By Andy Sullivan and Jan Wolfe
WASHINGTON (Reuters) -U.S. Attorney General Merrick Garland said on Friday his Justice Department will aggressively enforce voting rights at a time when many Republican-led states are tightening election laws and supporters of former President Donald Trump continue to baselessly question his 2020 defeat.
Garland said the Justice Department will prosecute threats against election officials, double the number of prosecutors devoted to voting rights and closely examine how states conduct their elections.
He said the Justice Department will scrutinize areas where Black voters have to wait in line longer than white voters to cast their ballots, a lingering problem in presidential election battleground states such as Georgia.
“There are many things that are open to debate in America but the right of all eligible citizens to vote is not one of them,” Garland said in a speech at the Justice Department.
Garland’s announcement marks a sharp shift in policy for the Justice Department, which under Trump dropped several ambitious voting-rights lawsuits and brought only one case under the Voting Rights Act of 1965, a landmark civil rights law.

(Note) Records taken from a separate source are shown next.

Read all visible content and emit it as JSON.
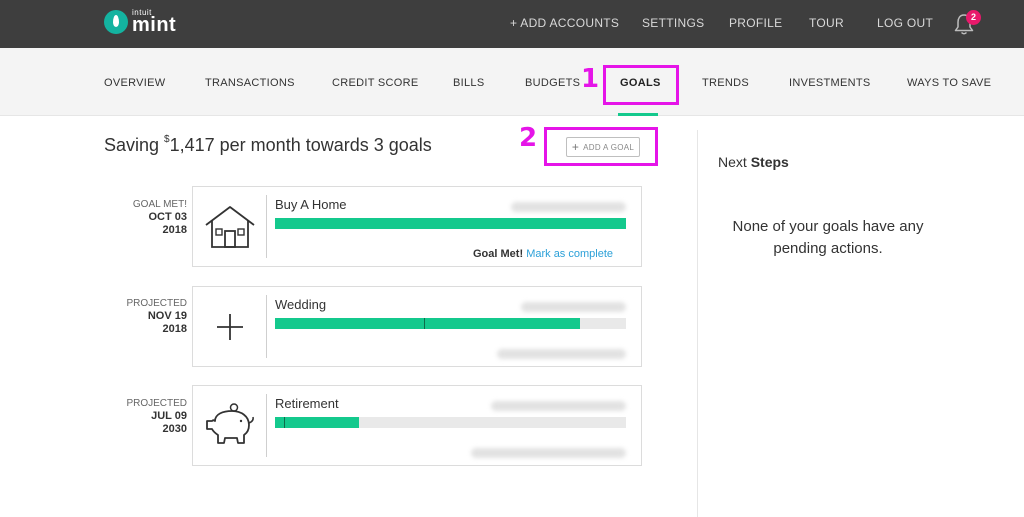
{
  "header": {
    "logo_small": "intuit",
    "logo_main": "mint",
    "nav": [
      "+ ADD ACCOUNTS",
      "SETTINGS",
      "PROFILE",
      "TOUR",
      "LOG OUT"
    ],
    "notification_count": "2"
  },
  "subnav": {
    "items": [
      "OVERVIEW",
      "TRANSACTIONS",
      "CREDIT SCORE",
      "BILLS",
      "BUDGETS",
      "GOALS",
      "TRENDS",
      "INVESTMENTS",
      "WAYS TO SAVE"
    ],
    "active": "GOALS"
  },
  "annotations": {
    "one": "1",
    "two": "2"
  },
  "summary": {
    "prefix": "Saving ",
    "currency": "$",
    "amount": "1,417",
    "middle": " per month towards ",
    "count": "3",
    "suffix": " goals"
  },
  "add_goal": {
    "label": "ADD A GOAL"
  },
  "goals": [
    {
      "status": "GOAL MET!",
      "month_day": "OCT 03",
      "year": "2018",
      "name": "Buy A Home",
      "progress": 1.0,
      "marker": null,
      "icon": "house-icon",
      "met_label": "Goal Met!",
      "complete_link": "Mark as complete"
    },
    {
      "status": "PROJECTED",
      "month_day": "NOV 19",
      "year": "2018",
      "name": "Wedding",
      "progress": 0.87,
      "marker": 0.425,
      "icon": "plus-icon"
    },
    {
      "status": "PROJECTED",
      "month_day": "JUL 09",
      "year": "2030",
      "name": "Retirement",
      "progress": 0.24,
      "marker": 0.025,
      "icon": "piggy-bank-icon"
    }
  ],
  "right_panel": {
    "title_plain": "Next ",
    "title_bold": "Steps",
    "message": "None of your goals have any pending actions."
  },
  "colors": {
    "topbar": "#3e3e3e",
    "accent_green": "#14c98d",
    "link_blue": "#2ba0d8",
    "annotation_magenta": "#e514e8",
    "badge_pink": "#e8196b",
    "logo_teal": "#14b3a0"
  }
}
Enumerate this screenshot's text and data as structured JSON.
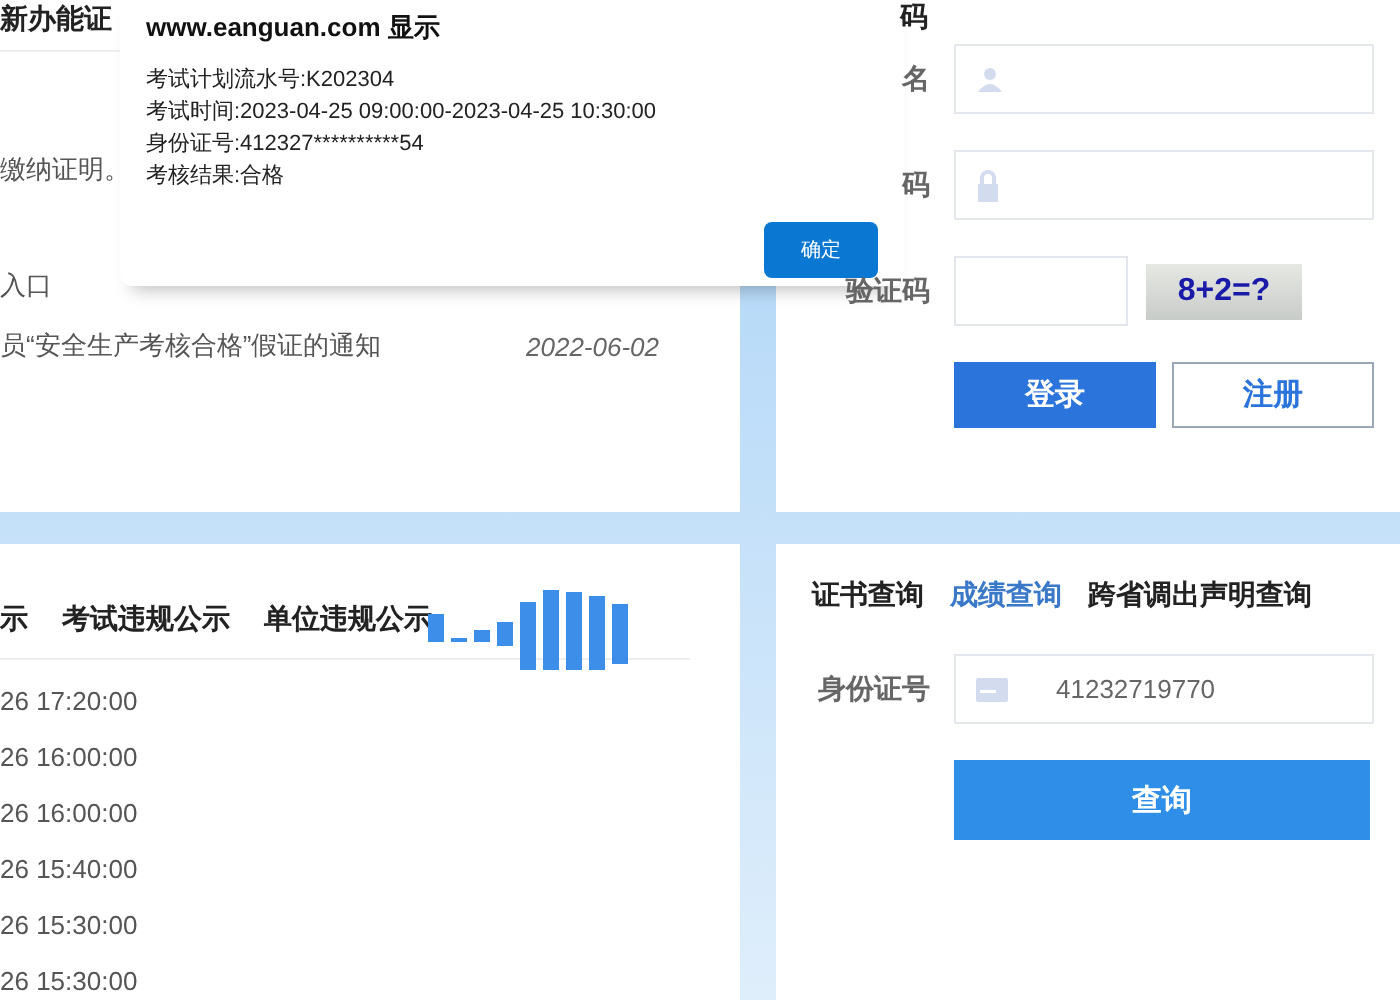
{
  "news": {
    "title": "新办能证",
    "items": [
      {
        "text": "缴纳证明。"
      },
      {
        "text": "入口"
      },
      {
        "text": "员“安全生产考核合格”假证的通知",
        "date": "2022-06-02"
      }
    ]
  },
  "login": {
    "heading": "码",
    "fields": [
      {
        "label": "名",
        "kind": "user"
      },
      {
        "label": "码",
        "kind": "password"
      },
      {
        "label": "验证码",
        "kind": "captcha",
        "captcha": "8+2=?"
      }
    ],
    "buttons": [
      {
        "label": "登录",
        "kind": "primary"
      },
      {
        "label": "注册",
        "kind": "secondary"
      }
    ]
  },
  "notices": {
    "tabs": [
      {
        "label": "示",
        "selected": false
      },
      {
        "label": "考试违规公示",
        "selected": false
      },
      {
        "label": "单位违规公示",
        "selected": false
      }
    ],
    "rows": [
      "26 17:20:00",
      "26 16:00:00",
      "26 16:00:00",
      "26 15:40:00",
      "26 15:30:00",
      "26 15:30:00"
    ]
  },
  "query": {
    "tabs": [
      {
        "label": "证书查询",
        "selected": false
      },
      {
        "label": "成绩查询",
        "selected": true
      },
      {
        "label": "跨省调出声明查询",
        "selected": false
      }
    ],
    "field": {
      "label": "身份证号",
      "value": "41232719770"
    },
    "button": "查询"
  },
  "dialog": {
    "title": "www.eanguan.com 显示",
    "lines": [
      "考试计划流水号:K202304",
      "考试时间:2023-04-25 09:00:00-2023-04-25 10:30:00",
      "身份证号:412327**********54",
      "考核结果:合格"
    ],
    "button": "确定"
  }
}
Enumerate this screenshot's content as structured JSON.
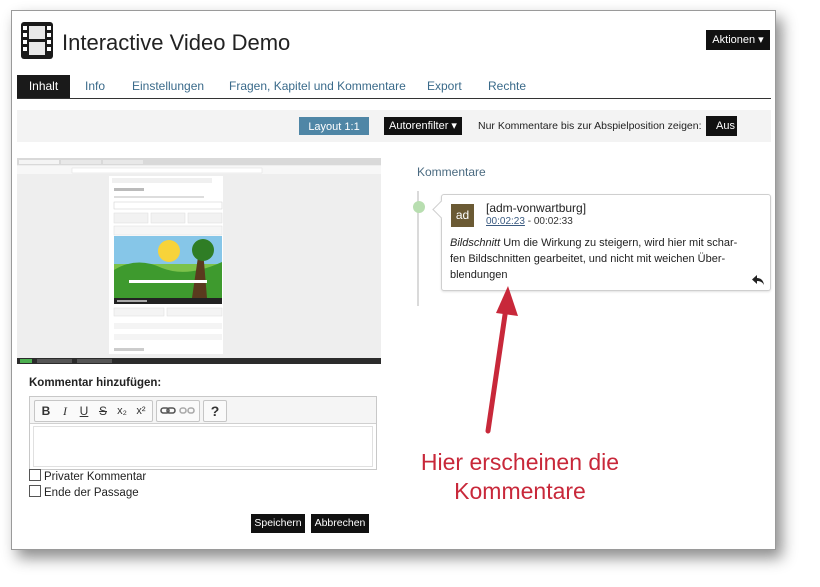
{
  "header": {
    "title": "Interactive Video Demo",
    "actions_label": "Aktionen ▾"
  },
  "tabs": [
    {
      "label": "Inhalt",
      "active": true
    },
    {
      "label": "Info"
    },
    {
      "label": "Einstellungen"
    },
    {
      "label": "Fragen, Kapitel und Kommentare"
    },
    {
      "label": "Export"
    },
    {
      "label": "Rechte"
    }
  ],
  "toolbar": {
    "layout_label": "Layout 1:1 ▾",
    "autorenfilter_label": "Autorenfilter ▾",
    "position_label": "Nur Kommentare bis zur Abspielposition zeigen:",
    "aus_label": "Aus"
  },
  "comments": {
    "heading": "Kommentare",
    "items": [
      {
        "avatar": "ad",
        "user": "[adm-vonwartburg]",
        "time_start": "00:02:23",
        "time_separator": " - ",
        "time_end": "00:02:33",
        "title": "Bildschnitt",
        "text_line1": "Um die Wirkung zu steigern, wird hier mit schar-",
        "text_line2": "fen Bildschnitten gearbeitet, und nicht mit weichen Über-",
        "text_line3": "blendungen"
      }
    ]
  },
  "annotation": {
    "line1": "Hier erscheinen die",
    "line2": "Kommentare",
    "color": "#c8283a"
  },
  "add_comment": {
    "label": "Kommentar hinzufügen:",
    "editor_buttons": [
      "B",
      "I",
      "U",
      "S",
      "x₂",
      "x²",
      "?"
    ],
    "private_label": "Privater Kommentar",
    "end_label": "Ende der Passage",
    "save_label": "Speichern",
    "cancel_label": "Abbrechen"
  },
  "colors": {
    "accent_blue": "#4f86a6",
    "dark_button": "#111111",
    "link": "#3a6a8a",
    "timeline_dot": "#b8deb0",
    "avatar_bg": "#6b5a34"
  }
}
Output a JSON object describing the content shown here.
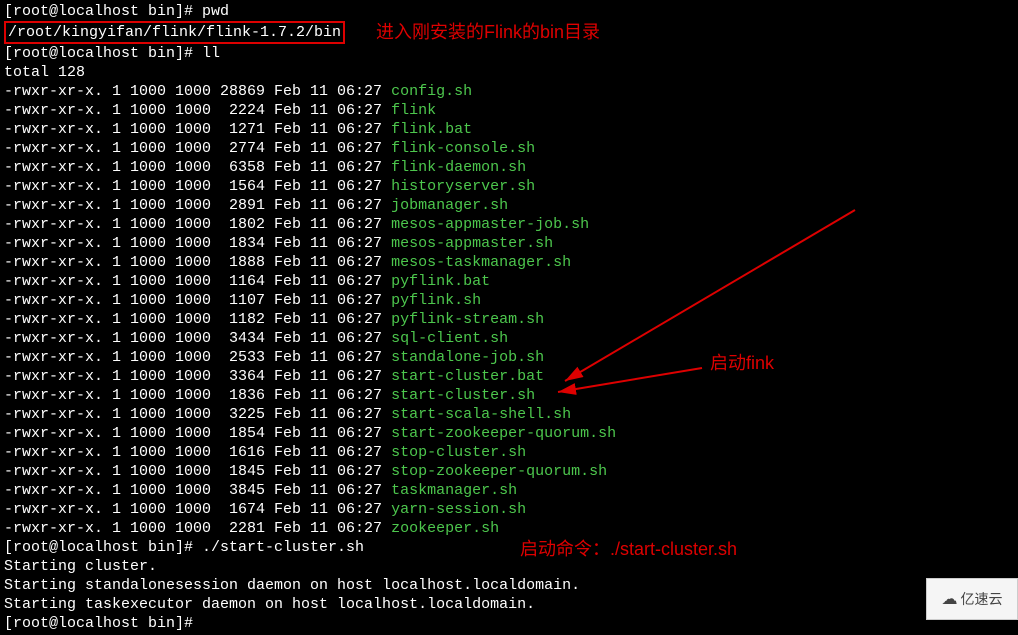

That law required states with a history of discrimination to get permission from the Justice Department before changing the way they ran elections, until the Supreme Court struck down that provision in 2013. That led to a surge of changes in southern, Republican-led states that voting rights advocates say have disproportionately affected Black and Hispanic voters.
Following Trump’s 2020 defeat, Republicans have passed a wave of new voting requirements and limits this year in battleground states such as Georgia, Florida and Arizona. Texas is expected to pass similar restrictions in coming months, over Democratic lawmakers’ objections.
Trump falsely claimed that the election was stolen from him through widespread voting fraud.
A total of 14 U.S. states have enacted new laws that make it more difficult for Americans to vote, according to a recent report from the Brennan Center for Justice at New York University School of Law.